Source: MIL-OSI Submissions
Source: Federated Farmers
Federated Farmers found plenty of highlights in today’s Budget, but is wary about the long term plan for the primary industry’s contribution to New Zealand’s economy recovery.
“Farmers will be pleased with announcements of a $1.1 billion environmental jobs spend and specific mention of control of pests such as wallabies and wilding pines. Also positive is the increased support for biodiversity on private land through agencies like QEII and Landcare Trust.
“But as with so many aspects of the Budget announcements, the devil will be in the detail,” Federated Farmers Vice-President and economics spokesperson Andrew Hoggard says.
The Budget includes $500 million in initiatives that will ensure our primary industries are supported.
“We look forward to seeing more detail on that. We appreciate it appears we’ve been listened to on many of the areas for potential work we’ve raised with government.”

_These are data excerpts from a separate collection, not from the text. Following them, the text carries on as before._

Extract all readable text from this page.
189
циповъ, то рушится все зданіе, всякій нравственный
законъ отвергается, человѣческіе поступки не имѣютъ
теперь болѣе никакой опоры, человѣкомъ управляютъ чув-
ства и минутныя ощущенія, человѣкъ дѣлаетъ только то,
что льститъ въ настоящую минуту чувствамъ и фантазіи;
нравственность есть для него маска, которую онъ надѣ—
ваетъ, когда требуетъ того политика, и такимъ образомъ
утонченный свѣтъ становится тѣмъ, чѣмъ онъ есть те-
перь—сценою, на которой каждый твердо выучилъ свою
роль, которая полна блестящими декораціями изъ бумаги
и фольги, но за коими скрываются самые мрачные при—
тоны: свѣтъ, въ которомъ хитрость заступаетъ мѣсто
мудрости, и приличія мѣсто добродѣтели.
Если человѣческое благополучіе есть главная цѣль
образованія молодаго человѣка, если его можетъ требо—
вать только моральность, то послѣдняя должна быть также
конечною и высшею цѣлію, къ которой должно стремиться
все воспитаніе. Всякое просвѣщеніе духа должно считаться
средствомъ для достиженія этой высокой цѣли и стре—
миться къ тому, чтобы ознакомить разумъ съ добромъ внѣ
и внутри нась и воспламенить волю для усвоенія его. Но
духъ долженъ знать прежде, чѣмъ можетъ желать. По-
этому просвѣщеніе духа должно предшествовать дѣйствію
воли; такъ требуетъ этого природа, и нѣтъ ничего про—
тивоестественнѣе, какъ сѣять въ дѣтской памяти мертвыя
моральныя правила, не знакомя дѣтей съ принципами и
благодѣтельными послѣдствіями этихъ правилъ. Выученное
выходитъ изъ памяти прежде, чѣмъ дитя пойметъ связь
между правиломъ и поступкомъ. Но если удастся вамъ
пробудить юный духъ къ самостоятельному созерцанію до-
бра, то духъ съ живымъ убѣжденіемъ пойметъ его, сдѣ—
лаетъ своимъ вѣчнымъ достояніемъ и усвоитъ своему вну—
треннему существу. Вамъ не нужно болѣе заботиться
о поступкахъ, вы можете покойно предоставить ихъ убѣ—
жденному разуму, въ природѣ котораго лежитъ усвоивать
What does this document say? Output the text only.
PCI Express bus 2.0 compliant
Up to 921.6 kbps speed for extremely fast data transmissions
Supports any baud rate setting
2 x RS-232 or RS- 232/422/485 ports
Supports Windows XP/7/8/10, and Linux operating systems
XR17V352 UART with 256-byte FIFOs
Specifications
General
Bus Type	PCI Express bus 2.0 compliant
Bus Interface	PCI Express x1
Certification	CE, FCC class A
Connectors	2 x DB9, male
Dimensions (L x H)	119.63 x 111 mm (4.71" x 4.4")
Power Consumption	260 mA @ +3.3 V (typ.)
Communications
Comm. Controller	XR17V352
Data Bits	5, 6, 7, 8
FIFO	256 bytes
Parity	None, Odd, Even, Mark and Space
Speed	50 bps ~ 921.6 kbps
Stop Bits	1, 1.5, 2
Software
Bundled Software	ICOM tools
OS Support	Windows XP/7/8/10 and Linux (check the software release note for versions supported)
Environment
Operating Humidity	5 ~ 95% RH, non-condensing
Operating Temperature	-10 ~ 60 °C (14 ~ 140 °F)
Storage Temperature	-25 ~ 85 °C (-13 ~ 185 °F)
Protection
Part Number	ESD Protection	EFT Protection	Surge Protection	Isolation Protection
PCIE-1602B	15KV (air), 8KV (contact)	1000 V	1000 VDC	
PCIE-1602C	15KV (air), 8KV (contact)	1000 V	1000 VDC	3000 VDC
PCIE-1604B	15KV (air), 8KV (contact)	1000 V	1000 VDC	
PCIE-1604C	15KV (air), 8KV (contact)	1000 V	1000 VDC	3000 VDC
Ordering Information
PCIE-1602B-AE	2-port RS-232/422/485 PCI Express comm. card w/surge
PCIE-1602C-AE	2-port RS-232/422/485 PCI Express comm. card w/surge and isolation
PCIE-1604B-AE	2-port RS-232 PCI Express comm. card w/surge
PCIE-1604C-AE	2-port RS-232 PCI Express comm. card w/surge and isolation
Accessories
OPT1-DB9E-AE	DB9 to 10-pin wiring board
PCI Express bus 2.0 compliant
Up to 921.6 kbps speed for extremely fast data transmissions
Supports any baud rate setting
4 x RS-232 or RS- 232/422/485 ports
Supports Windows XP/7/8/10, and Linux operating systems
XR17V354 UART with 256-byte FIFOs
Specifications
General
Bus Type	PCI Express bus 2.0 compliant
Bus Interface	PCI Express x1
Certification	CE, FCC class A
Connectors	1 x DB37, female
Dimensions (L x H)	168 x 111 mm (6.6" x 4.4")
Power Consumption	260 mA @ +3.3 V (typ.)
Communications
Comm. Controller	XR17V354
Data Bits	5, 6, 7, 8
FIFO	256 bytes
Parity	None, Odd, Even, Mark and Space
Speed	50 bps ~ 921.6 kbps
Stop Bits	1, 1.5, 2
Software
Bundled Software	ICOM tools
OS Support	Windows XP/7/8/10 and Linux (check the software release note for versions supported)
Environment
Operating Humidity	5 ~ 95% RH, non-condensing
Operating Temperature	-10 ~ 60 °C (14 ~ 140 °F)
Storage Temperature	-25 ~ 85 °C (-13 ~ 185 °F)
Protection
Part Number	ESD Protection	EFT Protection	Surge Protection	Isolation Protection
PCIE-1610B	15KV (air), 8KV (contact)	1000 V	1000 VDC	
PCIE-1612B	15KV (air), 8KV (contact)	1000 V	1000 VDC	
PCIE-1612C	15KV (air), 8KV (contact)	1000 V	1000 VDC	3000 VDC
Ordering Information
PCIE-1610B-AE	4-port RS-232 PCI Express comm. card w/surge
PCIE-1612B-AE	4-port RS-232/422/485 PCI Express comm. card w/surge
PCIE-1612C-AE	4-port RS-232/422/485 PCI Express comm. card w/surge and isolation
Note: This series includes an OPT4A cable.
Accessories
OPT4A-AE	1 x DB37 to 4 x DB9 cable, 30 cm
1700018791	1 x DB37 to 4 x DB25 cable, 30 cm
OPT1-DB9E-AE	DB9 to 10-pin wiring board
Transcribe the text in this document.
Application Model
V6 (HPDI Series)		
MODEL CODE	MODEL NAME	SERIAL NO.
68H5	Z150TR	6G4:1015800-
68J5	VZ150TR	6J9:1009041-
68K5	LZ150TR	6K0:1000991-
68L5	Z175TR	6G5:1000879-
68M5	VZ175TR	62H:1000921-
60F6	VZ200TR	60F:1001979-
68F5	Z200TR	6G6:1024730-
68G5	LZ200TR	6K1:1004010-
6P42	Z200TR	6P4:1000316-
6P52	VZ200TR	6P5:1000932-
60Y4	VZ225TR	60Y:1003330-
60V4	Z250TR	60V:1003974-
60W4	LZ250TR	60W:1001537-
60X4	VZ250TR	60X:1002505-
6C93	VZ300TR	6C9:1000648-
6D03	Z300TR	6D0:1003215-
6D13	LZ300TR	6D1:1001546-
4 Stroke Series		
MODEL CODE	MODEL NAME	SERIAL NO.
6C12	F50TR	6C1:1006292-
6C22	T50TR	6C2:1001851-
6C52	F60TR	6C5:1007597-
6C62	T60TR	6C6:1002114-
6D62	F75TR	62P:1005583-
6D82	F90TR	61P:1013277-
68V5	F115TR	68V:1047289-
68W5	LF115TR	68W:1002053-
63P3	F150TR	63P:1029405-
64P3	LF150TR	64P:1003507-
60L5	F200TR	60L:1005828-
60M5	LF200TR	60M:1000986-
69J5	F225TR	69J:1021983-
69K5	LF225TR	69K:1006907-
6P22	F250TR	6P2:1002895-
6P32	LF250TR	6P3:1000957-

The Budget’s investment of another $3 billion in infrastructure is also a big spend but the decisions on where the money will go are yet to be made.
“We would hope enhanced rural connectivity, money for water storage and road maintenance are prime candidates for that investment as both will help drive primary sector production and competitiveness.”
The Budget’s provision for re-training and other support for those New Zealanders who will be among the forecast 10% unemployment queue by next month is also the right step.
Federated Farmers set up its own apprenticeship scheme to find more workers for the dairy industry, and is looking forward to seeing more government support now for this and other similar schemes to get people into primary sector jobs.
“Keeping as many Kiwis in work as possible is obviously a priority. We appreciate the acknowledgement of how important the primary sector will be to economic recovery; of $1.6 billion for training and apprenticeships, $19.3 million is earmarked to place 10,000 people into primary sector jobs. That’s a start.”
Lack of specifics on spending and the raft of ‘shovel ready’ projects the government has had suggested to it in the last six weeks is perhaps a good thing given that the entire Budget has been done so quickly, and therefore very few of these proposed shovel ready projects will have been subject to any cost-benefit analysis at all.
“It is important for us all to remember what an extraordinary level of debt we are committing our nation to, to recover from this crisis.
“Given the enormity of the expenditure, and the pressure that will go on us all to grow the economy as fast as we can, Federated Farmers will continue to remind the government what we need to make sure the primary sector continues to contribute its increasingly significant contribution to the economy,” Andrew says.